C’est ridicule, je ne le nie pas.

 

 Lui il est beau, elle porte mal les binocles, ses dents sont trop en avant, sa coiffure est ringarde etc…

 

Chaque jour on se rabaisse, on se complimente. Ca se fait naturellement, sans réfléchir. C’est ainsi.

Moi non plus je n’échappe pas à la règle. On pourrait me rembarrer facilement en me disant que je peux critiquer vu la gueule que j’ai. Mais j’assume complètement le fait que je suis laid autant que je critique autrui.

 

Quelque part, je peux comprendre le mépris que me portent Sachiko et Kiyomi. Qu’un mec moche et minable s’intéresse de trop près à leur chère amie, çà doit être lourd pour elles.

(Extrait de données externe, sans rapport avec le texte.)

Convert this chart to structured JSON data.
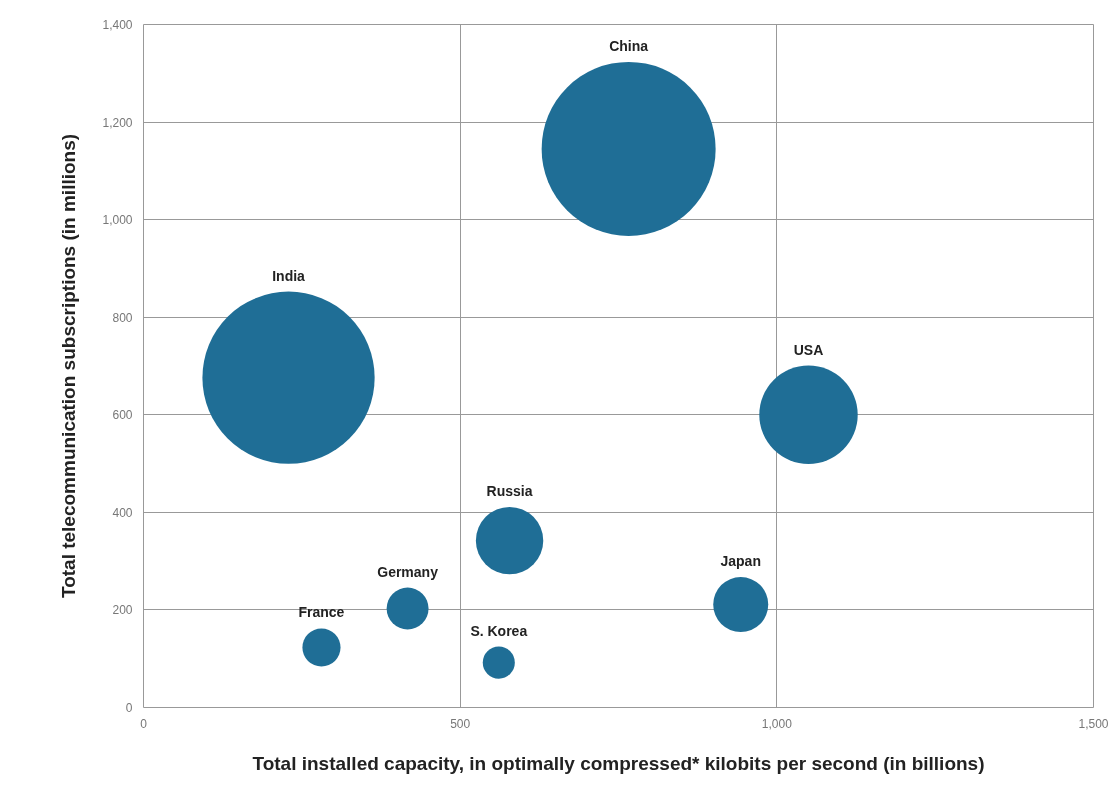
{
  "chart_data": {
    "type": "bubble",
    "xlabel": "Total installed capacity, in optimally compressed* kilobits per second (in billions)",
    "ylabel": "Total telecommunication subscriptions (in millions)",
    "series": [
      {
        "name": "China",
        "color": "#1f6e96",
        "x": [
          766
        ],
        "values": [
          1145
        ],
        "sizes": [
          1
        ]
      },
      {
        "name": "India",
        "color": "#1f6e96",
        "x": [
          229
        ],
        "values": [
          676
        ],
        "sizes": [
          0.98
        ]
      },
      {
        "name": "USA",
        "color": "#1f6e96",
        "x": [
          1050
        ],
        "values": [
          600
        ],
        "sizes": [
          0.32
        ]
      },
      {
        "name": "Russia",
        "color": "#1f6e96",
        "x": [
          578
        ],
        "values": [
          342
        ],
        "sizes": [
          0.15
        ]
      },
      {
        "name": "Japan",
        "color": "#1f6e96",
        "x": [
          943
        ],
        "values": [
          211
        ],
        "sizes": [
          0.1
        ]
      },
      {
        "name": "Germany",
        "color": "#1f6e96",
        "x": [
          417
        ],
        "values": [
          203
        ],
        "sizes": [
          0.058
        ]
      },
      {
        "name": "France",
        "color": "#1f6e96",
        "x": [
          281
        ],
        "values": [
          123
        ],
        "sizes": [
          0.048
        ]
      },
      {
        "name": "S. Korea",
        "color": "#1f6e96",
        "x": [
          561
        ],
        "values": [
          92
        ],
        "sizes": [
          0.034
        ]
      }
    ],
    "xlim": [
      0,
      1500
    ],
    "xticks": [
      0,
      500,
      {
        "value": 1000,
        "label": "1,000"
      },
      {
        "value": 1500,
        "label": "1,500"
      }
    ],
    "ylim": [
      0,
      1400
    ],
    "yticks": [
      0,
      200,
      400,
      600,
      800,
      {
        "value": 1000,
        "label": "1,000"
      },
      {
        "value": 1200,
        "label": "1,200"
      },
      {
        "value": 1400,
        "label": "1,400"
      }
    ],
    "grid": true
  }
}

Nous étions arrivés à l’intersection où le chemin des trois filles allait se séparer. De là ou elles étaient, elles devaient m’avoir vu, mais à mon grand soulagement elles ne m’ont accordé aucun regard. Elles ont salué Miyuki-chan de la main et s’en sont retournées chez elles, chacune de leur côté.

 

 

Il n’y avait plus qu’elle et moi dans cette rue. L’obscurité n’était pas encore telle que je ne pouvais apercevoir son visage. Nous étions tout près de sa maison. Par les fenêtres, les lumières brillaient déjà.

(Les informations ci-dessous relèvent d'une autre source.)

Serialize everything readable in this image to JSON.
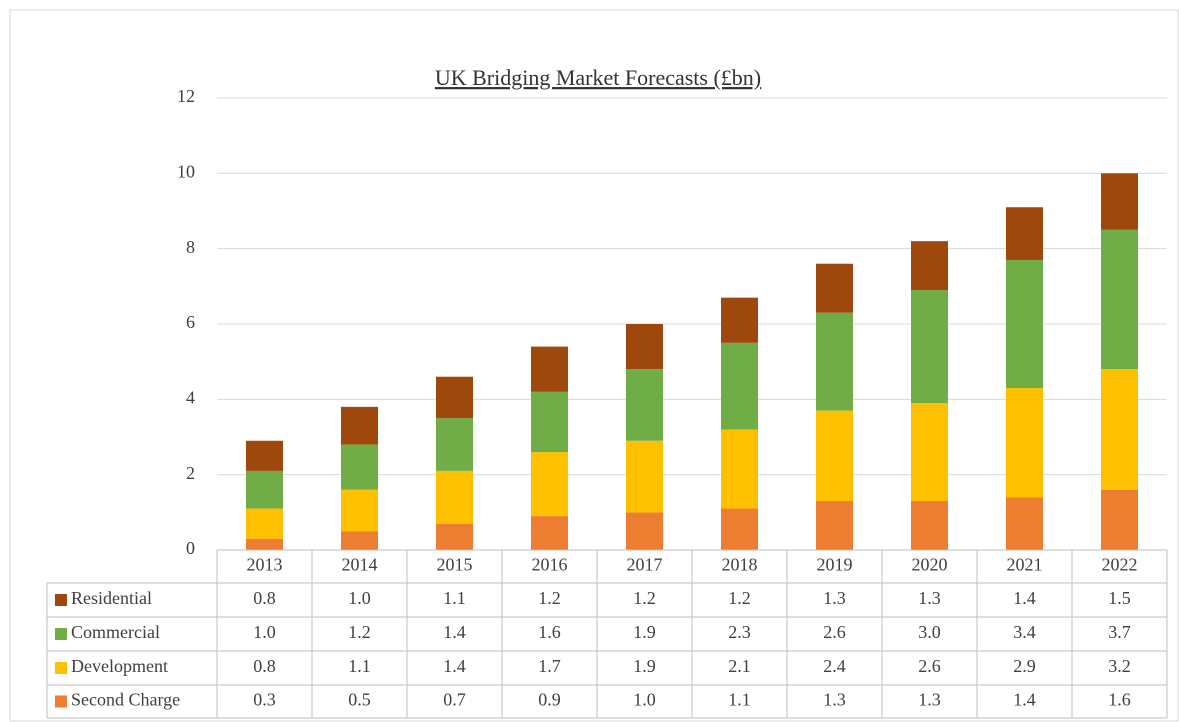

Je me suis arrêté tout en la regardant, alors qu’elle se dirigeait vers son portillon. Elle s’apprêtait à tourner la poignée lorsqu’elle se ravisa et tourna la tête. J’aurais aimé lui parler, mais je ne trouvais pas mes mots. Je sentais que c’était mieux comme çà. Quelques secondes s’écoulèrent dans le silence ou nous ne fîmes rien de plus que de nous contempler l’un et l’autre.

Elle non plus ne dit rien. Elle s’inclina légèrement dans ma direction et me lança juste un sourire. Ce dernier me procura plus de frissons que le froid ne pouvait m’en donner. J’avais la goutte au nez, les extrémités gelées et les jambes engourdies, mais je sentais la chaleur dans mon cœur. Elle avait passé la porte de sa maison sans que je n’eusse bougé de place. Il ne se passa rien de plus.

C’est dans un éternuement sonore que je me suis décidé à continuer ma route alors qu’il commençait à neiger.